Tories Sustain Criticism of Thatcher

BRITAIN: LOCAL ELECTIONS

BRITAIN'S ruling Conservatives have won a breathing space in their battle to turn back a determined challenge by the Labour opposition, but the position of Prime Minister Margaret Thatcher remains dangerously exposed to attack from within her own party. The results of the May 3 local elections produced two major shocks for the Labour Party, both of them in London. The Conservatives swept to unexpectedly heavy victories in two ``flagship'' areas - Westminster and Wandsworth - where their low taxation strategy appealed to voters.

This helped to cushion gains by Labour of more than 300 local government seats in other parts of the country. It did not however do much to boost Mrs. Thatcher's popularity or her standing with critical supporters in parliament.

After Thursday's vote, a public opinion poll showed that Labour's big lead over the Conservatives in recent weeks had shortened from 20 to 13 percent. But 64 percent said they believed that Thatcher should stand down before the next general election, due in two years.

This view was rammed home by Barry Porter, a former Thatcher parliamentary loyalist, who said: ``I would like to say to the prime minister: `Thank you and good-bye - enjoy yourself.'''

Peter Walker, who stepped down from the Thatcher Cabinet on May 4 after serving in all Conservative administrations since 1970, said Thatcher's attachment to an unpopular poll tax levied on adult citizens had damaged her party's political prospects.

In the immediate wake of the May 3 vote, all leading political parties were claiming that the results favored them. Neil Kinnock, the Labour leader, said that they indicated that his party could expect a comfortable parliamentary majority after a general election.

Kenneth Baker, the Conservative Party chairman, derided Kinnock's claim and insisted that the result showed Labour's appeal to voters was waning. Come a general election, he said, the Conservatives could expect to win.
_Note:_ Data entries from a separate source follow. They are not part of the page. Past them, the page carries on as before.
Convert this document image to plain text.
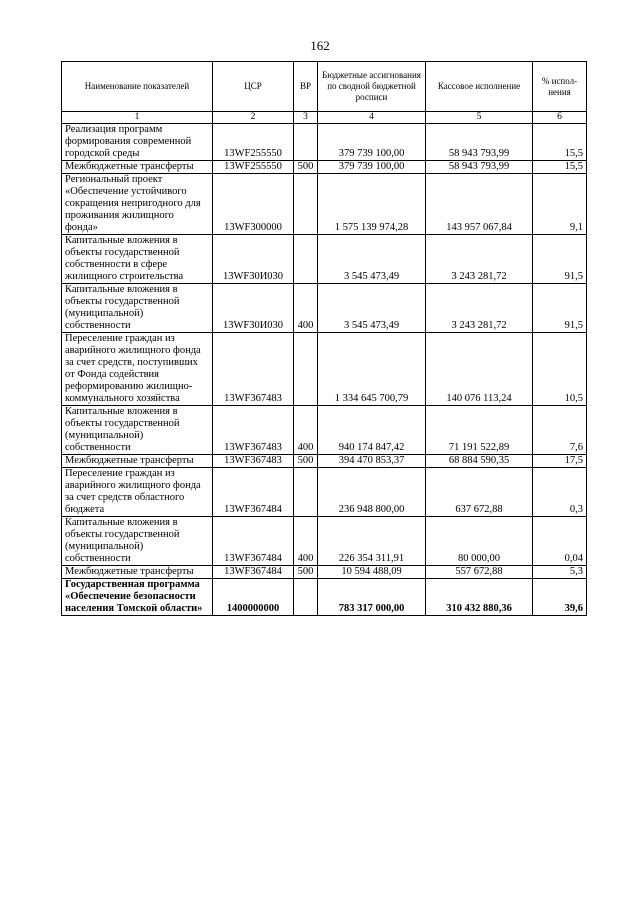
162
Наименование показателей	ЦСР	ВР	Бюджетные ассигнования по сводной бюджетной росписи	Кассовое исполнение	% испол-нения
1	2	3	4	5	6
Реализация программ формирования современной городской среды	13WF255550		379 739 100,00	58 943 793,99	15,5
Межбюджетные трансферты	13WF255550	500	379 739 100,00	58 943 793,99	15,5
Региональный проект «Обеспечение устойчивого сокращения непригодного для проживания жилищного фонда»	13WF300000		1 575 139 974,28	143 957 067,84	9,1
Капитальные вложения в объекты государственной собственности в сфере жилищного строительства	13WF30И030		3 545 473,49	3 243 281,72	91,5
Капитальные вложения в объекты государственной (муниципальной) собственности	13WF30И030	400	3 545 473,49	3 243 281,72	91,5
Переселение граждан из аварийного жилищного фонда за счет средств, поступивших от Фонда содействия реформированию жилищно-коммунального хозяйства	13WF367483		1 334 645 700,79	140 076 113,24	10,5
Капитальные вложения в объекты государственной (муниципальной) собственности	13WF367483	400	940 174 847,42	71 191 522,89	7,6
Межбюджетные трансферты	13WF367483	500	394 470 853,37	68 884 590,35	17,5
Переселение граждан из аварийного жилищного фонда за счет средств областного бюджета	13WF367484		236 948 800,00	637 672,88	0,3
Капитальные вложения в объекты государственной (муниципальной) собственности	13WF367484	400	226 354 311,91	80 000,00	0,04
Межбюджетные трансферты	13WF367484	500	10 594 488,09	557 672,88	5,3
Государственная программа «Обеспечение безопасности населения Томской области»	1400000000		783 317 000,00	310 432 880,36	39,6
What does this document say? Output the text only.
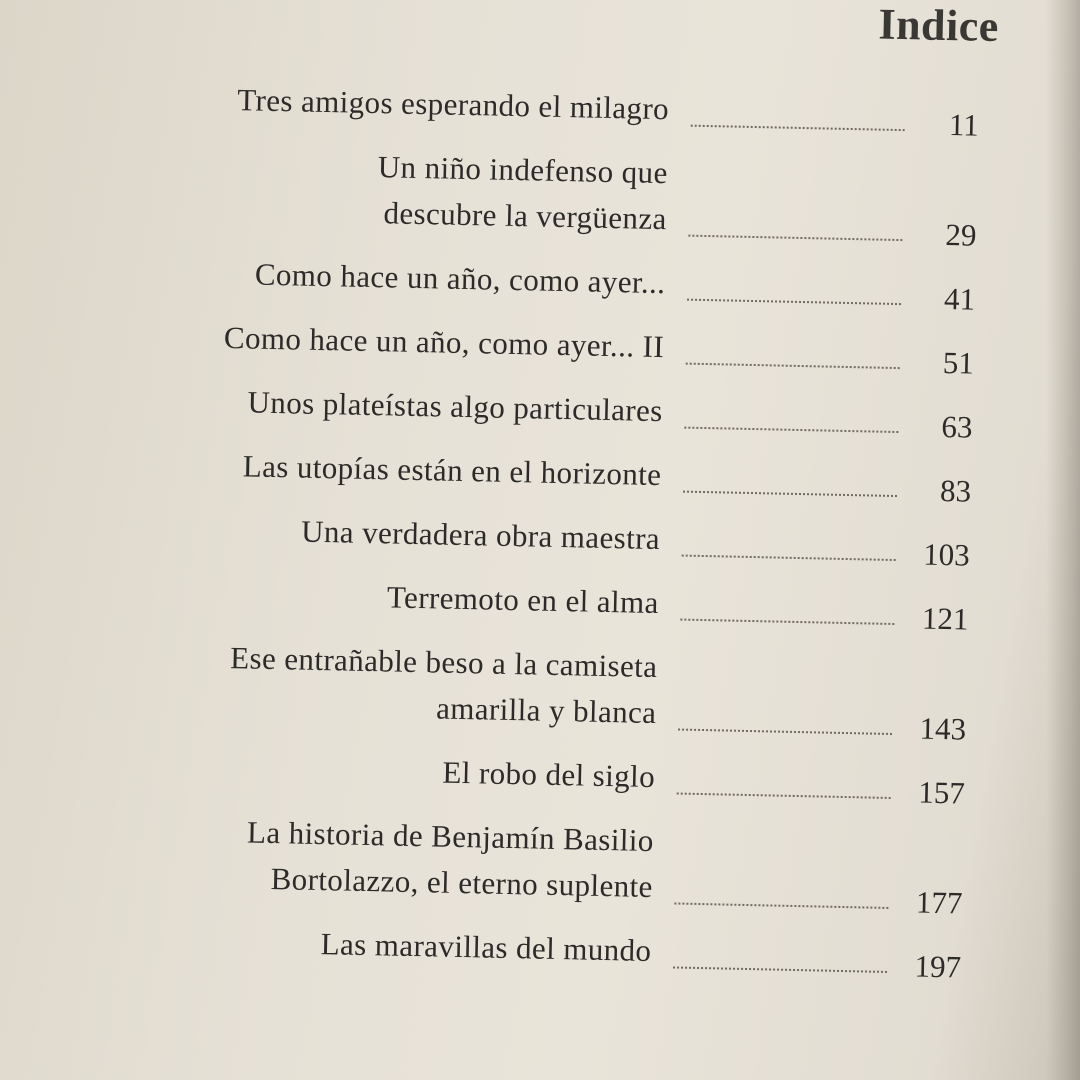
Indice
Tres amigos esperando el milagro	11
Un niño indefenso que
descubre la vergüenza	29
Como hace un año, como ayer...	41
Como hace un año, como ayer... II	51
Unos plateístas algo particulares	63
Las utopías están en el horizonte	83
Una verdadera obra maestra	103
Terremoto en el alma	121
Ese entrañable beso a la camiseta
amarilla y blanca	143
El robo del siglo	157
La historia de Benjamín Basilio
Bortolazzo, el eterno suplente	177
Las maravillas del mundo	197
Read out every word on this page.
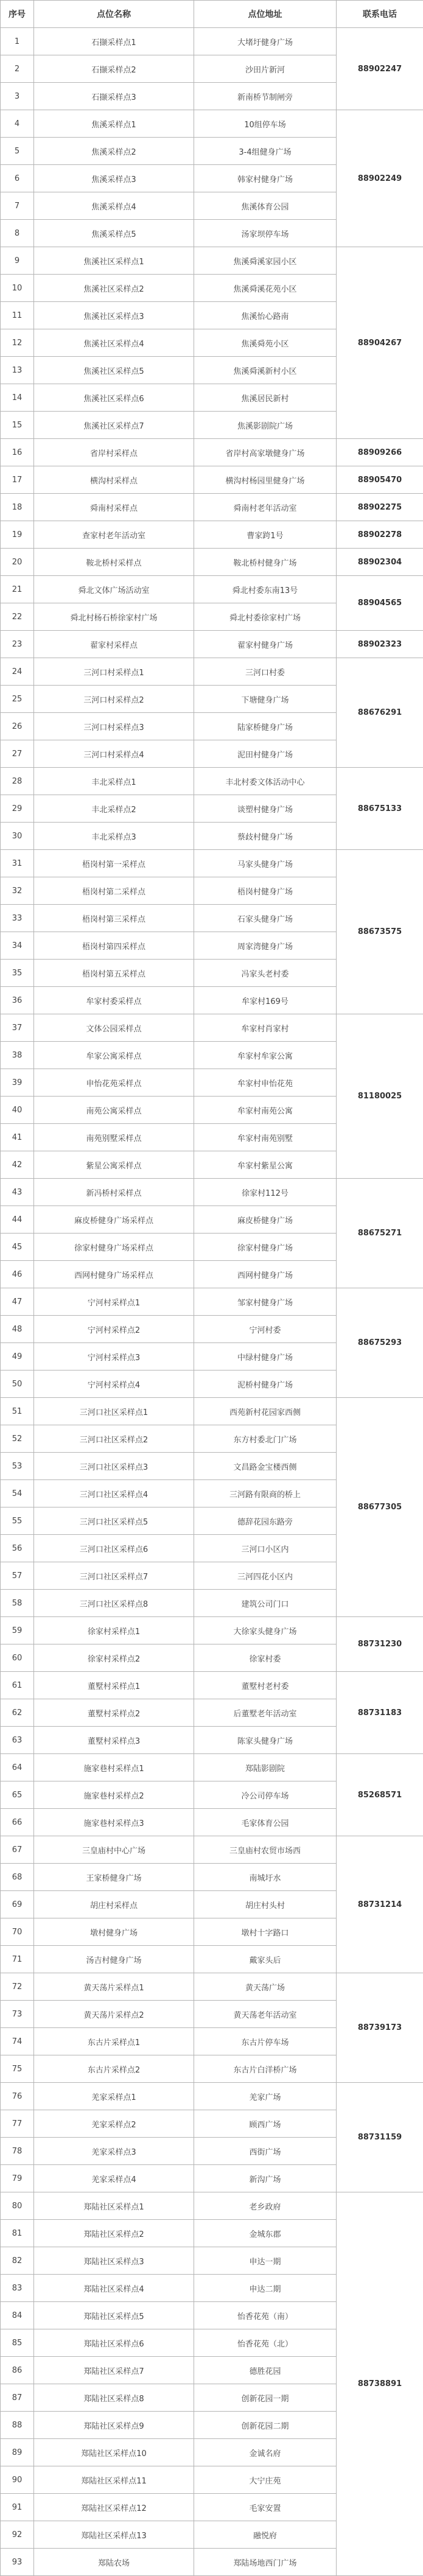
序号	点位名称	点位地址	联系电话
1	石撷采样点1	大堵圩健身广场	88902247
2	石撷采样点2	沙田片新河	
3	石撷采样点3	新南桥节制闸旁	
4	焦溪采样点1	10组停车场	88902249
5	焦溪采样点2	3-4组健身广场	
6	焦溪采样点3	韩家村健身广场	
7	焦溪采样点4	焦溪体育公园	
8	焦溪采样点5	汤家坝停车场	
9	焦溪社区采样点1	焦溪舜溪家园小区	88904267
10	焦溪社区采样点2	焦溪舜溪花苑小区	
11	焦溪社区采样点3	焦溪怡心路南	
12	焦溪社区采样点4	焦溪舜苑小区	
13	焦溪社区采样点5	焦溪舜溪新村小区	
14	焦溪社区采样点6	焦溪居民新村	
15	焦溪社区采样点7	焦溪影剧院广场	
16	省岸村采样点	省岸村高家墩健身广场	88909266
17	横沟村采样点	横沟村杨园里健身广场	88905470
18	舜南村采样点	舜南村老年活动室	88902275
19	查家村老年活动室	曹家跨1号	88902278
20	鞍北桥村采样点	鞍北桥村健身广场	88902304
21	舜北文体广场活动室	舜北村委东南13号	88904565
22	舜北村杨石桥徐家村广场	舜北村委徐家村广场	
23	翟家村采样点	翟家村健身广场	88902323
24	三河口村采样点1	三河口村委	88676291
25	三河口村采样点2	下塘健身广场	
26	三河口村采样点3	陆家桥健身广场	
27	三河口村采样点4	泥田村健身广场	
28	丰北采样点1	丰北村委文体活动中心	88675133
29	丰北采样点2	谈塑村健身广场	
30	丰北采样点3	蔡歧村健身广场	
31	梧岗村第一采样点	马家头健身广场	88673575
32	梧岗村第二采样点	梧岗村健身广场	
33	梧岗村第三采样点	石家头健身广场	
34	梧岗村第四采样点	周家湾健身广场	
35	梧岗村第五采样点	冯家头老村委	
36	牟家村委采样点	牟家村169号	
37	文体公园采样点	牟家村肖家村	81180025
38	牟家公寓采样点	牟家村牟家公寓	
39	申怡花苑采样点	牟家村申怡花苑	
40	南苑公寓采样点	牟家村南苑公寓	
41	南苑别墅采样点	牟家村南苑别墅	
42	紫星公寓采样点	牟家村紫星公寓	
43	新冯桥村采样点	徐家村112号	88675271
44	麻皮桥健身广场采样点	麻皮桥健身广场	
45	徐家村健身广场采样点	徐家村健身广场	
46	西网村健身广场采样点	西网村健身广场	
47	宁河村采样点1	邹家村健身广场	88675293
48	宁河村采样点2	宁河村委	
49	宁河村采样点3	中绿村健身广场	
50	宁河村采样点4	泥桥村健身广场	
51	三河口社区采样点1	西苑新村花园家西侧	88677305
52	三河口社区采样点2	东方村委北门广场	
53	三河口社区采样点3	文昌路金宝楼西侧	
54	三河口社区采样点4	三河路有限商的桥上	
55	三河口社区采样点5	德辞花园东路旁	
56	三河口社区采样点6	三河口小区内	
57	三河口社区采样点7	三河四花小区内	
58	三河口社区采样点8	建筑公司门口	
59	徐家村采样点1	大徐家头健身广场	88731230
60	徐家村采样点2	徐家村委	
61	董墅村采样点1	董墅村老村委	88731183
62	董墅村采样点2	后董墅老年活动室	
63	董墅村采样点3	陈家头健身广场	
64	施家巷村采样点1	郑陆影剧院	85268571
65	施家巷村采样点2	冷公司停车场	
66	施家巷村采样点3	毛家体育公园	
67	三皇庙村中心广场	三皇庙村农贸市场西	88731214
68	王家桥健身广场	南城圩水	
69	胡庄村采样点	胡庄村头村	
70	墩村健身广场	墩村十字路口	
71	汤吉村健身广场	戴家头后	
72	黄天荡片采样点1	黄天荡广场	88739173
73	黄天荡片采样点2	黄天荡老年活动室	
74	东古片采样点1	东古片停车场	
75	东古片采样点2	东古片白洋桥广场	
76	羌家采样点1	羌家广场	88731159
77	羌家采样点2	顾西广场	
78	羌家采样点3	西街广场	
79	羌家采样点4	新沟广场	
80	郑陆社区采样点1	老乡政府	88738891
81	郑陆社区采样点2	金城东郡	
82	郑陆社区采样点3	申达一期	
83	郑陆社区采样点4	申达二期	
84	郑陆社区采样点5	怡香花苑（南）	
85	郑陆社区采样点6	怡香花苑（北）	
86	郑陆社区采样点7	德胜花园	
87	郑陆社区采样点8	创新花园一期	
88	郑陆社区采样点9	创新花园二期	
89	郑陆社区采样点10	金诚名府	
90	郑陆社区采样点11	大宁庄苑	
91	郑陆社区采样点12	毛家安置	
92	郑陆社区采样点13	融悦府	
93	郑陆农场	郑陆场地西门广场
Paddy Ashdown, leader of the small Social and Liberal Democratic party, claimed that the outcome had helped to consolidate the SLD's position in ``three-party politics.''

According to a post-poll analysis in the London Sunday Times, the breakdown of votes on May 3 was Labour 43 percent, Conservatives 32 percent, SLD 16 percent. This, the paper said, would return a House of Commons in which Labour would have an overall majority of 68 seats.

What was conspicuously absent, as each of the parties tried to put the best possible construction on the outcome, was a wave of vocal support from leading Conservatives for the prime minister's own position as leader.

Anthony Beaumont-Dark, a leading Conservative member of Parliament, said: ``The results were good only relatively because they were not the disaster predicted. But they were nothing to be satisfied about.''

An ex-minister who has been critical of Thatcher said: ``The results have applied a brake to the leadership issue, but there is still a momentum.''

Another ex-minister emphasized a broader point: ``By stressing the victories in Wandsworth and Westminster, the prime minister and the party chairman are neglecting to note the message sent them by voters in other parts of the country.''

He referred to an opinion poll which asked who, regardless of party preference, would make the best prime minister. Offered a choice between Thatcher and Neil Kinnock, 53 percent of those surveyed preferred Kinnock.

Given a choice between Kinnock and Michael Heseltine, the Conservative ex-minister considered most likely to challenge Thatcher, 53 percent of the same sample opted for Mr. Heseltine.

This suggests that if the Conservatives wish to ensure victory over Labour at a general election, they would do well to think hard about the electoral appeal of Thatcher, who at the weekend marked her 11th anniversary as prime minister.

She is unlikely to enjoy a respite from the pressures that have been piling up on her. The monthly inflation figures will be issued this Friday and there have been forecasts from City of London financial sources that they will top 10 percent for the first time in eight years.

The main reason for the expected sharp rise of 8.1 percent will be the poll tax.